Calculus Redemption Arc
Failed the first two calculus exams at UNIFEI. Not “barely passed,” just failed. The kind of failure that makes you question why you thought engineering school was a good idea.
Professor Tião
First, credit where it’s due: Professor Sebastião (Tião to his students) was a badass. After 30+ years teaching calculus, all he needed was a piece of chalk and his epic mustache.
He’d walk into class and ask “what volume and chapter were we on last time?” Someone would say “2.3” and he’d just start writing on the board: “2.4 - Differentials using whatever method.” No notes, no slides, no textbook. He had it all memorized. There was no textbook. He taught everything from the heart.
Watching him go nuts on the board was genuinely amazing. Pure math, everything made logical sense. I could follow along, understand the derivations, see how one step led to the next. And therein lay my problem.
The High School Trap
I had a super easy time during high school. Never really had to study. That gift turned into a curse: terrible study habits that university was about to expose.
I’d watch Tião work his magic on the board, understand everything in the moment, and think “yeah, I got this.” I was wrong. Understanding in class and being able to reproduce it on an exam are two very different things.
First exam: 25/100. Second exam: 35/100 (after what I thought was “enough” studying).

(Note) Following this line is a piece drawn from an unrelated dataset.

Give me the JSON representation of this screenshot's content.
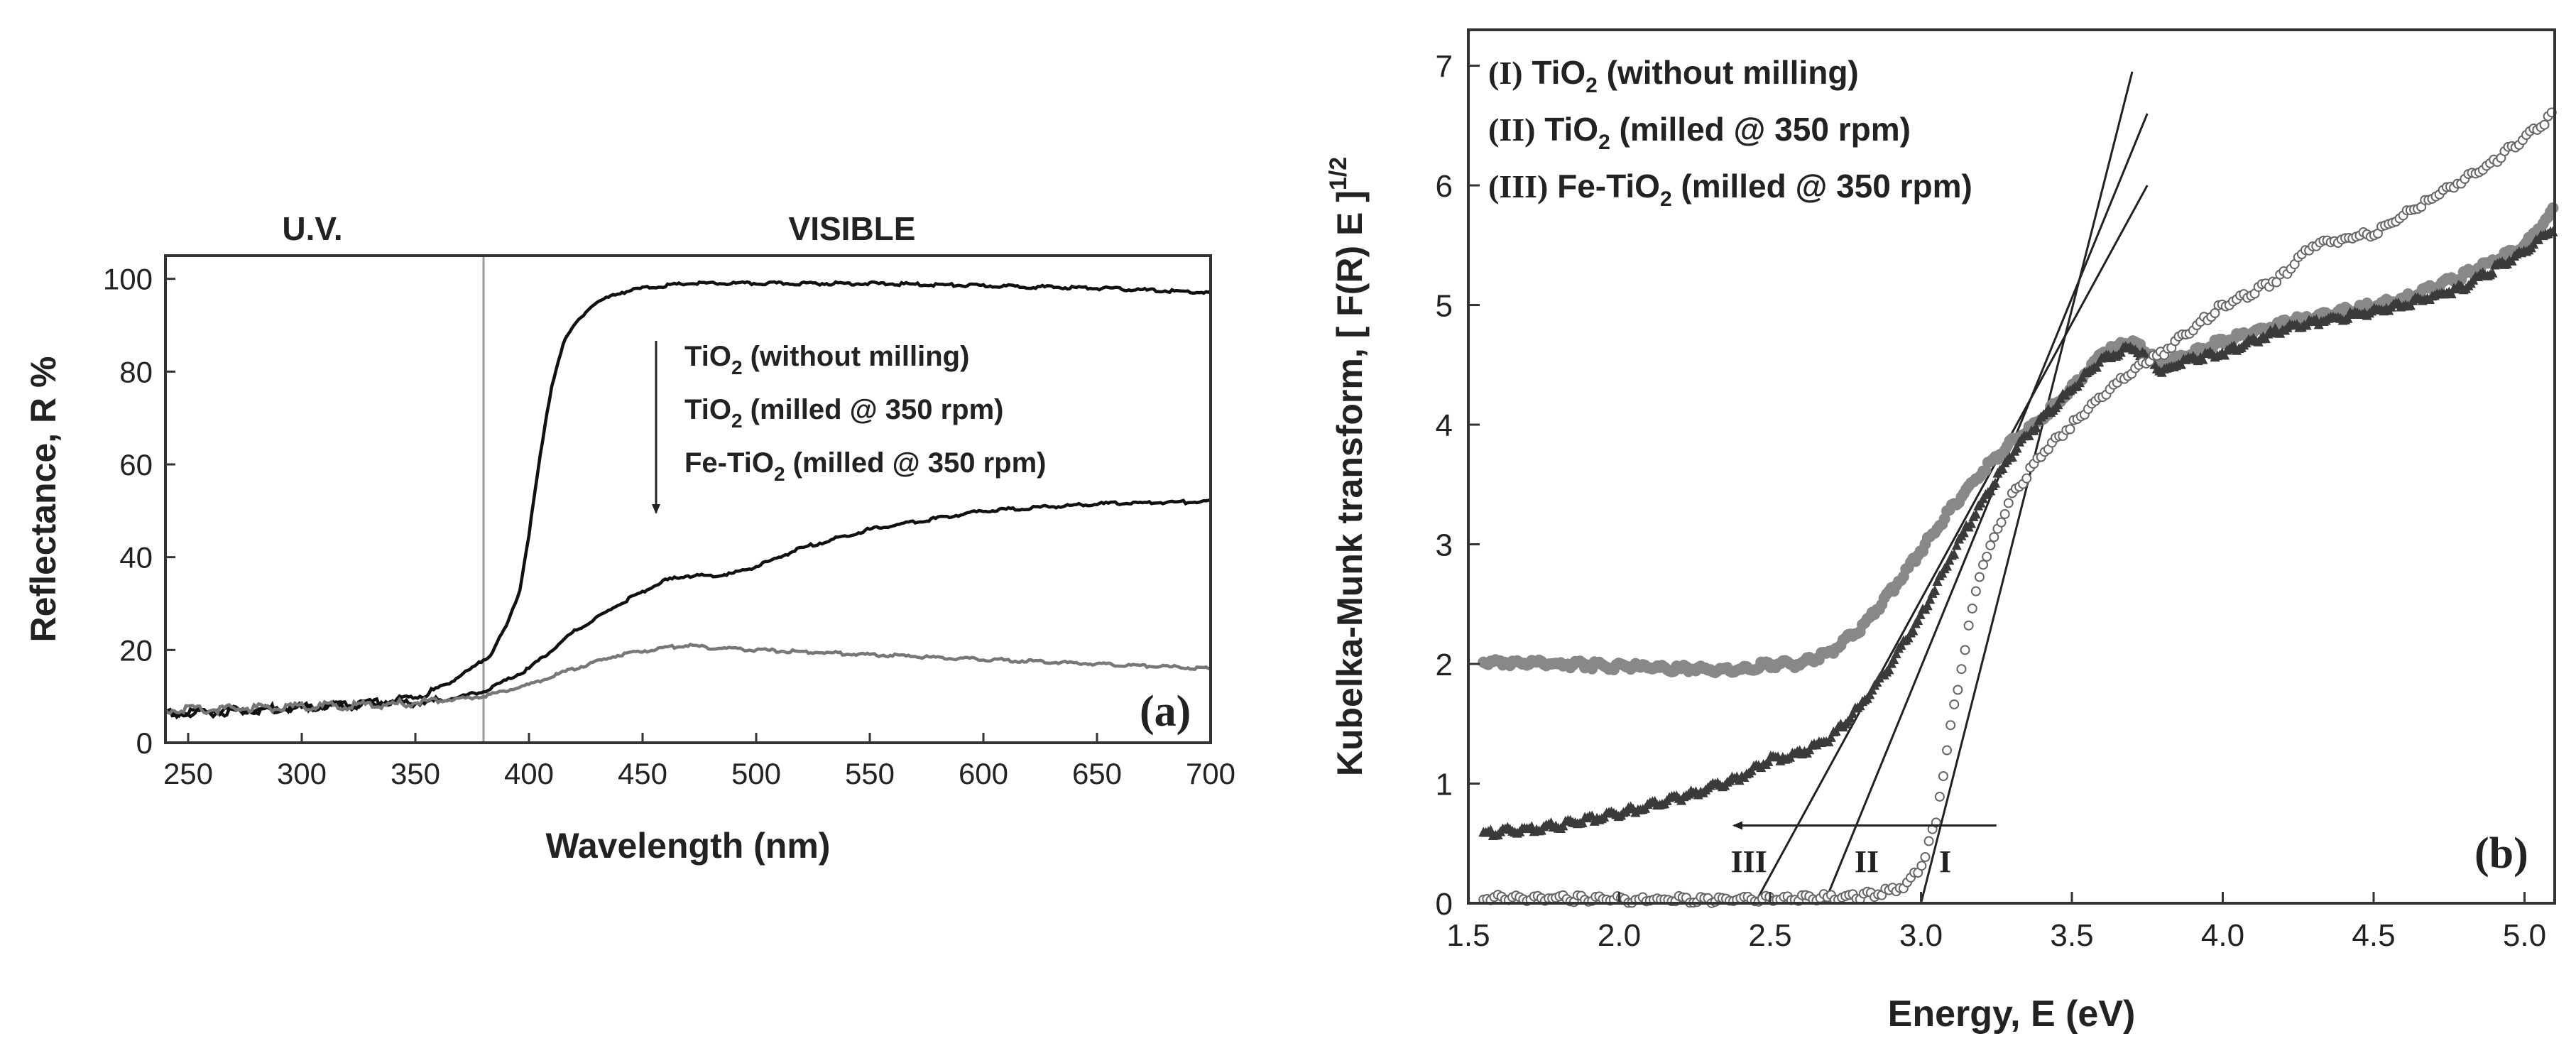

Average: 30. Held for finals.
The Context (2010)
YouTube existed, but it wasn’t the educational powerhouse it is today. And even if it was, I was living at my grandma’s farm with nothing but a horrible 3G USB stick for internet. Streaming video? Forget it. Loading a webpage was an achievement.
This was the era of flash drive culture. Downloaded materials passed hand to hand like samizdat literature. Someone finds something good, they copy it to a drive, pass it on. Educational content spreading through sneakernet.
The Mystery Professor
One day, someone handed me a flash drive with hundreds of videos. Some professor from somewhere. I have no idea who he was or where the recordings came from. Just a voice and a screen.
The setup was beautifully primitive: some paint program on Linux, and he’d draw out the calculations with his mouse. Differentials, integrals, one after another. No fancy animations, no production value. Just a guy methodically working through problem after problem, mouse-drawn equations appearing on screen.
It was exactly what I needed.
The Grind
I spent two weeks watching those videos almost 24/7. Pausing, rewinding, working through problems alongside the mystery professor. When I ran out of his examples, I hunted down veterans (older students who’d already passed the class) and got them to hand over their old exams for practice.
I studied like I’d never had to study before. Not because I suddenly loved calculus, but because failure wasn’t an option and I’d finally found a method that worked for my brain.
The Result
Final exam: 100/100. Perfect score.
Now here’s where Tião proved he was as generous as he was talented. The normal rule was: (your average + final) / 2 needs to be over 50 to pass. That would’ve given me (30 + 100) / 2 = 65. Passing, but nothing special.
But Tião gave us an extra chance: the final grade would also replace your lowest exam score. So my 25 became a 100.
The math:
- New average: (100 + 35) / 2 = 67.5
- Final calculation: (67.5 + 100) / 2 = 83.75
From nearly failing to one of the highest grades in the class.
Sometimes you just need to find your footing. Sometimes your savior is an anonymous professor drawing integrals with a mouse in a Linux paint program, passed to you on a flash drive through the sneakernet. And sometimes you need a legendary mustached professor who believes in second chances.